PF ficará fora de apuração sobre morte de coronel
Embora a Comissão Nacional da Verdade tenha pedido ao governo federal a participação da Polícia Federal nas investigações da morte do tenente-coronel reformado do Exército Paulo Malhães, de 77 anos, torturador confesso de presos políticos no período da ditadura militar, o delegado adjunto da Delegacia de Homicídios da Baixada Fluminense (DHBF), William Pena Júnior, informou ontem que, inicialmente, não pedirá ajuda à Polícia Federal.
Por meio da assessoria da Polícia Civil, Júnior explicou que tomou a decisão porque o caso está sendo tratado até o momento como latrocínio (roubo seguido de morte). Mas ele mesmo não descartou outras hipóteses para o crime, como queima de arquivo.
Na última sexta-feira, a Polícia Federal ofereceu ajuda ao governo do Rio, depois do pedido da Comissão da Verdade, e o ministro da Justiça, José Eduardo Cardozo, conversou com o diretor-geral da PF, Leandro Daiello, sobre a possibilidade.

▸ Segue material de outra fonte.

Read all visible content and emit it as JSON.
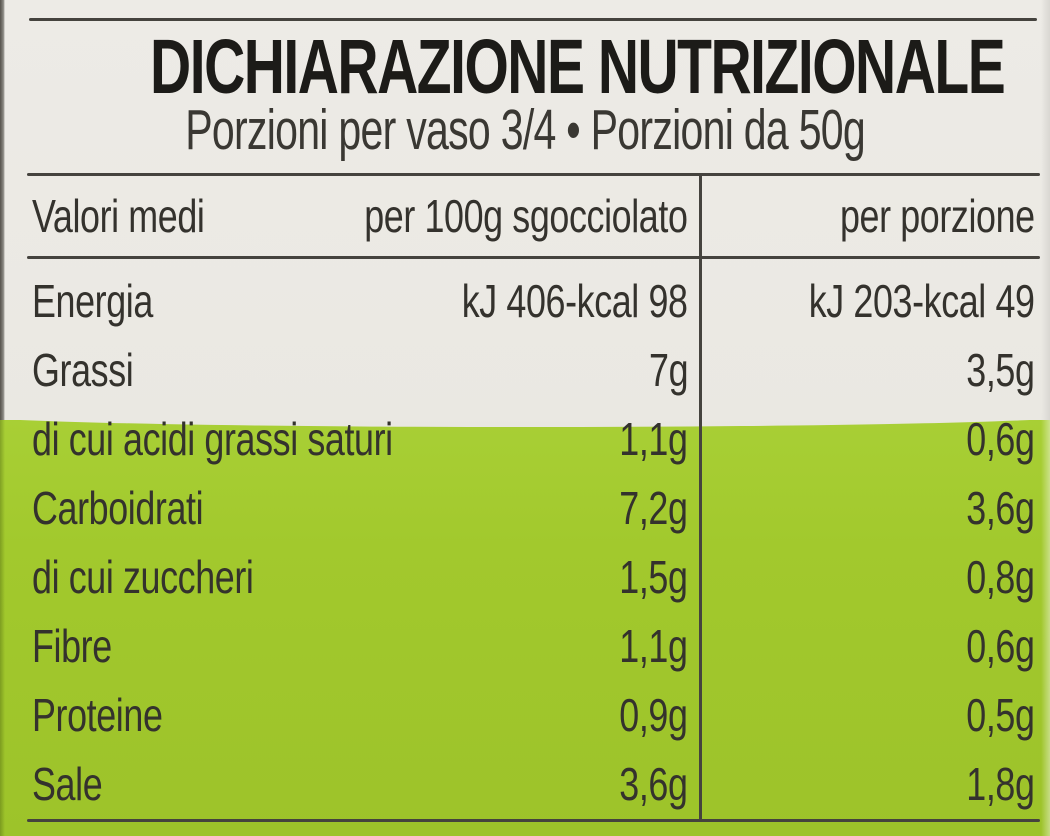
{
  "page": {
    "colors": {
      "paper": "#edebe6",
      "green": "#a2c92d",
      "ink": "#34322d",
      "rule": "#45433e"
    }
  },
  "header": {
    "title": "DICHIARAZIONE NUTRIZIONALE",
    "subtitle": "Porzioni per vaso 3/4 • Porzioni da 50g"
  },
  "table": {
    "columns": {
      "left": "Valori medi",
      "per_100g": "per 100g sgocciolato",
      "per_portion": "per porzione"
    },
    "rows": [
      {
        "name": "Energia",
        "per_100g": "kJ 406-kcal 98",
        "per_portion": "kJ 203-kcal 49"
      },
      {
        "name": "Grassi",
        "per_100g": "7g",
        "per_portion": "3,5g"
      },
      {
        "name": "di cui acidi grassi saturi",
        "per_100g": "1,1g",
        "per_portion": "0,6g"
      },
      {
        "name": "Carboidrati",
        "per_100g": "7,2g",
        "per_portion": "3,6g"
      },
      {
        "name": "di cui zuccheri",
        "per_100g": "1,5g",
        "per_portion": "0,8g"
      },
      {
        "name": "Fibre",
        "per_100g": "1,1g",
        "per_portion": "0,6g"
      },
      {
        "name": "Proteine",
        "per_100g": "0,9g",
        "per_portion": "0,5g"
      },
      {
        "name": "Sale",
        "per_100g": "3,6g",
        "per_portion": "1,8g"
      }
    ]
  }
}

A ministra dos Direitos Humanos, Ideli Salvatti, também defendeu a participação da PF.
A partir de hoje, William Pena Júnior deverá ouvir os cinco filhos de Malhães, além de duas ex-mulheres do tenente-coronel reformado. A viúva de Malhães e o caseiro já foram ouvidos. Uma testemunha fez o retrato falado de um dos três criminosos que invadiram o sítio do militar na última quinta-feira, em Nova Iguaçu, na Baixada Fluminense. A polícia, no entanto, ainda não divulgou a imagem.
O corpo de Paulo Malhães estava no chão, de bruços, com o rosto num travesseiro. Os bandidos levaram R$ 700, dois computadores, armas e jóias. A mulher de Malhães e o caseiro da propriedade também foram mantidos reféns. O militar foi enterrado no sábado no cemitério municipal de Nova Iguaçu.
Ontem, o sítio de Paulo Malhães estava fechado. Um irmão da viúva do militar contou que o local está sendo preservado para as investigações da polícia, e para que parentes evitem contatos com a imprensa. Vizinhos da propriedade, localizada numa área rural de Nova Iguaçu, dominada pelo tráfico, disseram que Malhães era reservado e pouco saía de casa.
"No dia do crime, não vimos movimentação suspeita. Só fomos saber do passado dele depois que a imprensa informou", disse um morador, que pediu para não ser identificado.
Apesar da repercussão do caso, William Pena Júnior não esteve ontem na DHBF. No sábado, o delegado adjunto e outros policiais permaneceram no sítio por quase duas horas fazendo perícia complementar. A expectativa era que possíveis testemunhas e familiares fossem ouvidos ainda ontem. Por enquanto, não há data para a reconstituição do crime.
Como O Globo revelou anteontem, a guia de sepultamento do tenente-coronel reformado informava que a morte foi ocasionada por um edema pulmonar e uma isquemia no miocárdio.
Para o perito criminal e médico legista Nelson Massini, com base nessas informações, a morte de Malhães não teria ocorrido por algum tipo de violência, como asfixia (uma das hipóteses iniciais da polícia, já que o corpo não tinha marcas de tiro). De acordo com Massini, é provável que o tenente-coronel tenha sofrido um infarto devido à situação por que passou.
Ainda de acordo com o especialista, a causa da morte apontada na guia de sepultamento, na maioria dos casos, também está registrada na certidão de óbito, não divulgada pela família. Parentes de Paulo Malhães confirmaram que o militar tinha problemas cardíacos.
Em junho de 2012, pela primeira vez, Paulo Malhães revelou ao Globo detalhes de como era a rotina da Casa da Morte, residência situada em Petrópolis, na Região Serrana. O local funcionava como centro de torturas da repressão. Segundo Malhães, nada ali foi feito à revelia do Centro de Informações do Exército (CIE).
Em março deste ano, em nova revelação do tenente-coronel ao Globo, ele contou que foi responsável por dar um fim ao corpo do ex-deputado Rubens Paiva: foi encarregado de desenterrar o corpo de Paiva e jogá-lo ao mar.
Também este ano, em depoimento à Comissão da Verdade do Rio, há cerca de um mês, o militar contou que o destino das vítimas da Casa da Morte era um rio na Região Serrana, e que, para evitar a identificação dos corpos, as arcadas dentárias e os dedos das mãos eram antes arrancados.